4 Sorry If You Felt That Way

This is a totally BS way of apologizing that's heard far too often for anyone’s own good. If you want to go ahead and apologize, then say you're sorry for what you did, not for the fact that someone felt some sort of way about it. Saying "sorry if you felt that way" means you aren’t really sorry at all, just that you want the person to drop it. Don’t apologize unless you mean it and don’t give the half-assed “sorry if you felt that way” apology, as it will only make the offended party even more pissed off than they were initially. Once someone drops this crappy non-apology on you, you’ll see why it’s so irritating and unsatisfying.

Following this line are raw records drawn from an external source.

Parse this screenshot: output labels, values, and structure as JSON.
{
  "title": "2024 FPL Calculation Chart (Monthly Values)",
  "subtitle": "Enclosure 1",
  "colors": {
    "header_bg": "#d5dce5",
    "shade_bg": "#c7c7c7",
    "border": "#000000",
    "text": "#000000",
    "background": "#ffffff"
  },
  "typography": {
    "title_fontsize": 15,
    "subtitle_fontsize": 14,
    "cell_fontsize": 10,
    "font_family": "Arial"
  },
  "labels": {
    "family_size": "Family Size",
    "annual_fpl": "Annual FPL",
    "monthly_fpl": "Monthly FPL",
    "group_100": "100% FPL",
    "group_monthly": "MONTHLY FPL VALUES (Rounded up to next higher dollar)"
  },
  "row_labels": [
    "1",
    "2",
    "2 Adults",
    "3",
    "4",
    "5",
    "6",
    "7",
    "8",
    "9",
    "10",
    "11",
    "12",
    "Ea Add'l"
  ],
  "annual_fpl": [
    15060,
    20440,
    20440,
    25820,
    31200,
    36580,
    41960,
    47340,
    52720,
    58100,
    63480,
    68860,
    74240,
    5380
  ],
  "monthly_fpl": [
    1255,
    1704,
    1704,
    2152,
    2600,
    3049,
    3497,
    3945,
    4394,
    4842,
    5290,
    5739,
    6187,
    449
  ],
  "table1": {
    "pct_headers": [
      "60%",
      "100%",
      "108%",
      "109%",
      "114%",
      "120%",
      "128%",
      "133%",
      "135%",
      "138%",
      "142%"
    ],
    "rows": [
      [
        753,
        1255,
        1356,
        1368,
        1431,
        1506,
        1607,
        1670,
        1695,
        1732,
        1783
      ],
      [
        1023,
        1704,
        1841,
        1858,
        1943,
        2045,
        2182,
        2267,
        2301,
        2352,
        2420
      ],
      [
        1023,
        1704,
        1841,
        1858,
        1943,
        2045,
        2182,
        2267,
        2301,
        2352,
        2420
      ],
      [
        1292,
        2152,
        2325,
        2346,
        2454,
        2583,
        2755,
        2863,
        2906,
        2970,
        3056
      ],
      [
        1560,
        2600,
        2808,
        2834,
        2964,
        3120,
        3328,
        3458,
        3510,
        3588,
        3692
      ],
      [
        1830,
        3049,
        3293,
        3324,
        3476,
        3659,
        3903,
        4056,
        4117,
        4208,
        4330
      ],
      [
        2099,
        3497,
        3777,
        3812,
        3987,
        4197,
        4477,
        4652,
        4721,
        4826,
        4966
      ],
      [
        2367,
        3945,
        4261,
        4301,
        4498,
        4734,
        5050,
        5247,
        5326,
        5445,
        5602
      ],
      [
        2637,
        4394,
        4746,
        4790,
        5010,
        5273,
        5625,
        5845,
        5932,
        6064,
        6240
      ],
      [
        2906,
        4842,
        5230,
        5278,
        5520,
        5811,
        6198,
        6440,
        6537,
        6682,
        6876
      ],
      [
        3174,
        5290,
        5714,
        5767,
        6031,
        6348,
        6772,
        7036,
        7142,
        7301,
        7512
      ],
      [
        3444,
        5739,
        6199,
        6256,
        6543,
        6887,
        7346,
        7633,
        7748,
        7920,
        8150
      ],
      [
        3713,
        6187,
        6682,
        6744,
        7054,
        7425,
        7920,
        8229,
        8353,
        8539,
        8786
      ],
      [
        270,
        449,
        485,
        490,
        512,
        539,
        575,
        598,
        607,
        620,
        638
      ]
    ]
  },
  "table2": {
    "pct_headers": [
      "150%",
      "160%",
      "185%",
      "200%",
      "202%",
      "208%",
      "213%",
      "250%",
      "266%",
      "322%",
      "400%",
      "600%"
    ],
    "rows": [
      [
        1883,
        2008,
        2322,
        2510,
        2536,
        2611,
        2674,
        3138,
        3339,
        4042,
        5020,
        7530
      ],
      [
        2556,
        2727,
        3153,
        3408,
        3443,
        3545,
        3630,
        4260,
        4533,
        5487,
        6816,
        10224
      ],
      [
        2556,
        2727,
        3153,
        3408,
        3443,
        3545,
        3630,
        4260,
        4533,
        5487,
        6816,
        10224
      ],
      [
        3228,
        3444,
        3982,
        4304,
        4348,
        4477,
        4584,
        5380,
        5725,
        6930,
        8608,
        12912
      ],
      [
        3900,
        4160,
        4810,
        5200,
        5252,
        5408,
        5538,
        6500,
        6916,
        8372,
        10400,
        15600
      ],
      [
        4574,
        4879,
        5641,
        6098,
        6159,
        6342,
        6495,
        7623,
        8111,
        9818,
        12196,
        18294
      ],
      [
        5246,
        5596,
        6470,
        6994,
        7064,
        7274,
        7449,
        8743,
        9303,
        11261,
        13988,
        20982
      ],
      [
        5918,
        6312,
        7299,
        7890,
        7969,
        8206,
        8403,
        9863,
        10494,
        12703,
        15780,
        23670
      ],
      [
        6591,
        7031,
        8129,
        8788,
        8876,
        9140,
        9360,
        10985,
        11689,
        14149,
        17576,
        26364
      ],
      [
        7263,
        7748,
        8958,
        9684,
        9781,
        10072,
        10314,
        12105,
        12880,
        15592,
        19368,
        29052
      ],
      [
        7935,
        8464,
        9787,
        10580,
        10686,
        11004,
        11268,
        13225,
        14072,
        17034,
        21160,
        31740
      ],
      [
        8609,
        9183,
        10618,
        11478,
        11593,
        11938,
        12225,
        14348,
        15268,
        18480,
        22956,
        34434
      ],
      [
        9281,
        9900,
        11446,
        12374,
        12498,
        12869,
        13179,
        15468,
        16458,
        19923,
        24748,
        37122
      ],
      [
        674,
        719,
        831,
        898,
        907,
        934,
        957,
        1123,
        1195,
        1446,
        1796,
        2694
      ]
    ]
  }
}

Sorry, but this phrase must go, because many of us feel that way.

3 No Offense, But…

Whatever follows this offensive 3-word phrase will, indeed, be totally offensive to whoever it's aimed towards. If you must start your mean-spirited sentence with this overused phrase, then you're no doubt on your way to offending someone. Saying “no offense” doesn’t make the offensiveness of your thought any less hurtful to the person you're speaking to. For instance, “No offense, but your girlfriend acts like a raging maniac when she's had more than one beer” or “No offense, but your house smells like rotting Gouda cheese,” -- both statements may be truthful, but surely, the person you're speaking to will be offended by your harshness. Try taking someone aside and speaking to them frankly and kindly. The “No offense, but” sentence-starter only sets the person up to become offended.

2 That’s Cray Cray

It’s cray cray that people cannot say “That’s crazy!” instead of using the newly annoying phrase “That’s cray cray” in order to convey their state of awe or whatever it is they're feeling about a particular subject, scenario, or situation. Some people can’t even bother with the second "cray" and just go for the simpler, abridged version, “That’s cray!” Crazy as this phrase seems and sounds, more and more people are using it in their everyday conversations and can’t seem to be able to kick the habit. Before you begin to sound cray cray yourself, please refrain from starting to add this ridiculous saying to your vocabulary. And if someone uses the phrase in your presence, pretend you don’t know what they're talking about and run for the hills.

1 No Worries

How about saying “You’re welcome” instead? Mom taught us to say please, thank you, and you’re welcome, not please, thank you, and no worries, didn’t she? Most of the time, whatever favor or nice thing you did for the other person wasn’t a great source of worry for them in the first place, like when you kindly hold the door for people and they say thanks, they probably weren’t worried that you’d slam the door in their face or lock it behind you. Or does this saying mean that the person saying "no worries" has no worries themselves? See, this type of confusion is why this phrase needs to get kicked to the curb and put in a safe with no key. You’re welcome.